The house was built in 1891 by surgeon William Perrin Nicolson as a wedding present for his bride, Carolyn Crane. The building was designed by regionally renowned master architect Walter T. Downing in the Eclectic Colonial Revival style. Downing designed many public buildings and churches, such as Sacred Heart Church (1877–98) but his most unusual and impressive works were his residential designs where his eclectic and individualistic style shines through.

The house was listed on the National Register of Historic Places in 1977, and is a City of Atlanta Landmark Building and Site (1989). One reason for its listing is that it is now a relatively rare surviving example of W.T. Downing's residential work, being one of only five of his houses in Atlanta still extant, and it is the only one reflecting the distinctive style that he developed in his designs commissioned in the 1890s.

The listing included two contributing buildings.

The property is documented by several interior and exterior photos in Downing's book titled Domestic Architecture.

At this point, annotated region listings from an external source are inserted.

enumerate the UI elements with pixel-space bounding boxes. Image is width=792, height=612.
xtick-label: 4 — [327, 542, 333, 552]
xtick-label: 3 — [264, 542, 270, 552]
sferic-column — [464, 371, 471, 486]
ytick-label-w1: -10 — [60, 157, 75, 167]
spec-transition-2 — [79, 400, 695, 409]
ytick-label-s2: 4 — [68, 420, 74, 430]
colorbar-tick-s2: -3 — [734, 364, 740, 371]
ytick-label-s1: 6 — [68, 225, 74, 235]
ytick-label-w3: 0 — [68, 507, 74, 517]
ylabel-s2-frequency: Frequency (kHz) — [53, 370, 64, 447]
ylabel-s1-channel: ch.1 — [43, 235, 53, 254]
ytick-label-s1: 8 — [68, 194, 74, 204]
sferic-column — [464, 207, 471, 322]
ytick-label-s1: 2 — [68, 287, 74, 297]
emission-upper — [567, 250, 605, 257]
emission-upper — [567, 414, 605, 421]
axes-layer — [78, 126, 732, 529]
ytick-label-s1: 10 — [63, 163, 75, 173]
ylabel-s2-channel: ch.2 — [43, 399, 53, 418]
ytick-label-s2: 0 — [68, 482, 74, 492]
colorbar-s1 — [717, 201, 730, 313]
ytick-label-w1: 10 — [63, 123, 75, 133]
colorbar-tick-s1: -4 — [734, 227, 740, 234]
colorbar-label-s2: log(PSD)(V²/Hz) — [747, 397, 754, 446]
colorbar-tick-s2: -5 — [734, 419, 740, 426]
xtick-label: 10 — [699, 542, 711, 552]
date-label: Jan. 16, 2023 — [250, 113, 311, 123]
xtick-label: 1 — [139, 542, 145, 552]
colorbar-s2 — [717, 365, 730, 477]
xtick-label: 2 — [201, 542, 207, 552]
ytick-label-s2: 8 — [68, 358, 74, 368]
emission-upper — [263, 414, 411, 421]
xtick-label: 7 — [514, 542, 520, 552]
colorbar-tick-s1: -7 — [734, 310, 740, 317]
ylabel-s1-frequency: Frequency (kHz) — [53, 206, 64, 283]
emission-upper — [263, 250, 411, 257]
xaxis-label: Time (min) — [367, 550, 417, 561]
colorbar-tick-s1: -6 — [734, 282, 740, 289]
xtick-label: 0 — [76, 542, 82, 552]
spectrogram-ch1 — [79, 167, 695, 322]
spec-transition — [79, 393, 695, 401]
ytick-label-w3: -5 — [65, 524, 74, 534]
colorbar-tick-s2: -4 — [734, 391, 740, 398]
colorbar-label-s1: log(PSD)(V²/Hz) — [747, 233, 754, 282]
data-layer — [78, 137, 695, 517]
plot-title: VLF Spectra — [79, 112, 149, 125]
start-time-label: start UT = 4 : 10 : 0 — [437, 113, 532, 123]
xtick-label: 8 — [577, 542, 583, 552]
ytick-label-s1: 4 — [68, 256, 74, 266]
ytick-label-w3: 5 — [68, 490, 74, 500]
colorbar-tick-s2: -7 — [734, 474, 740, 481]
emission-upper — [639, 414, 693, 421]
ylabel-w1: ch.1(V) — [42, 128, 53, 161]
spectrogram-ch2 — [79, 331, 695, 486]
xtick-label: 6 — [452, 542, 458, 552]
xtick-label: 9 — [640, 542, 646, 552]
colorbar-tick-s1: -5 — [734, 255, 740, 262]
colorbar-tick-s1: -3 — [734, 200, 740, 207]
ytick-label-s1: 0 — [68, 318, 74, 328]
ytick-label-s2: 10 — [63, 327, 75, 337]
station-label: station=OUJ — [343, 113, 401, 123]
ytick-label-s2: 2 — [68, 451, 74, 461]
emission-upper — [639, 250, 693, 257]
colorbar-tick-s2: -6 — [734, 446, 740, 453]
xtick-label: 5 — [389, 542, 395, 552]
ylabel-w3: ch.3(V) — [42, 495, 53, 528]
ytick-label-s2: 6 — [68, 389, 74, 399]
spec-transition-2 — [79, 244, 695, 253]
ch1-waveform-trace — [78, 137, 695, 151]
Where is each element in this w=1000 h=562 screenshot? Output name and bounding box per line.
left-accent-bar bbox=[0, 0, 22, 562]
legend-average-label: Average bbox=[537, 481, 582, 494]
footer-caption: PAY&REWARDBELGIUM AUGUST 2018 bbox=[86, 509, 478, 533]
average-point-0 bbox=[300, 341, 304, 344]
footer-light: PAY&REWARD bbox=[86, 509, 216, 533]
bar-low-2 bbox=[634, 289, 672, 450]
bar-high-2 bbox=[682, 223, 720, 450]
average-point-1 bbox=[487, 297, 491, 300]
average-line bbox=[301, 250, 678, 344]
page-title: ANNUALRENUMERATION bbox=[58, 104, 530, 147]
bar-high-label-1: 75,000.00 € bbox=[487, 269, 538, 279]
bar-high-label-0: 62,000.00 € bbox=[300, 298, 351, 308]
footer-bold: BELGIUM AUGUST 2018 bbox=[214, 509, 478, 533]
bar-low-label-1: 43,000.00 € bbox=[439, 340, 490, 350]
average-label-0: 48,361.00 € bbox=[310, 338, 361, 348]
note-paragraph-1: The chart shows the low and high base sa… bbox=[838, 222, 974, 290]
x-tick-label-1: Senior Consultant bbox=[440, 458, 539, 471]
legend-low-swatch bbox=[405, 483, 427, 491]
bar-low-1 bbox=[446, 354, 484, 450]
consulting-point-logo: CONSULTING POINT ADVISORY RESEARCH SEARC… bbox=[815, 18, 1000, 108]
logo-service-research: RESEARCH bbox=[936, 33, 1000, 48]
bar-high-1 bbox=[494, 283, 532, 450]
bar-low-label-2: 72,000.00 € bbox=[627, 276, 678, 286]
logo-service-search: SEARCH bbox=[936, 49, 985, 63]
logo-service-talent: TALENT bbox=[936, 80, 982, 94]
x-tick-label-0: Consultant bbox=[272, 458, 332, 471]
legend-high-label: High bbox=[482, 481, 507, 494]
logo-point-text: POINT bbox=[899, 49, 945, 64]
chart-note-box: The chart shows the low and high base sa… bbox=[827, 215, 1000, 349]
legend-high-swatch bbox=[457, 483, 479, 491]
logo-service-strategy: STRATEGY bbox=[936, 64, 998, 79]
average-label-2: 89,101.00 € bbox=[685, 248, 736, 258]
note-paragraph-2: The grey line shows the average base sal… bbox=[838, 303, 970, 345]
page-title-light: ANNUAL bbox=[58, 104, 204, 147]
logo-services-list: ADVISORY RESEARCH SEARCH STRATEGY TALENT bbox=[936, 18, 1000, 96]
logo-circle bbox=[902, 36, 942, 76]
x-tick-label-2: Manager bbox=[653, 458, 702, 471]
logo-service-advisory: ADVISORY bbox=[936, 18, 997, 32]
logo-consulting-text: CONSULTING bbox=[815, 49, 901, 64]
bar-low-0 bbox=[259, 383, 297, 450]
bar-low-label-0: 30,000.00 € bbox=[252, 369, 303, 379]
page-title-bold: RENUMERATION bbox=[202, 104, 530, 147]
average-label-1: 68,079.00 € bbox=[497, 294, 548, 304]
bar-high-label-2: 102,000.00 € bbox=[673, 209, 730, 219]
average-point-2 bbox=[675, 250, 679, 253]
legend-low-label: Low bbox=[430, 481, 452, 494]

William Perrin Nicolson died at the house on April 4, 1928, and the house remained in the Nicolson family until in 1982.

==Inn==
The Nicolson House received the "Atlanta Urban Design Commission Award of Excellence for Historic Preservation and Adaptive Re-Use" from Atlanta Mayor Andrew Young in 1987. It is one of the featured properties in the 1991 book Classic Atlanta: Landmarks of the Atlanta Spirit. The property was operated as the Shellmont Inn Bed and Breakfast until 2016.

==In modern culture==
It was featured in the 2015 movie in Chevy Chase's "Vacation" series, Vacation, as Clark and Ellen Griswold's personal bed and breakfast business.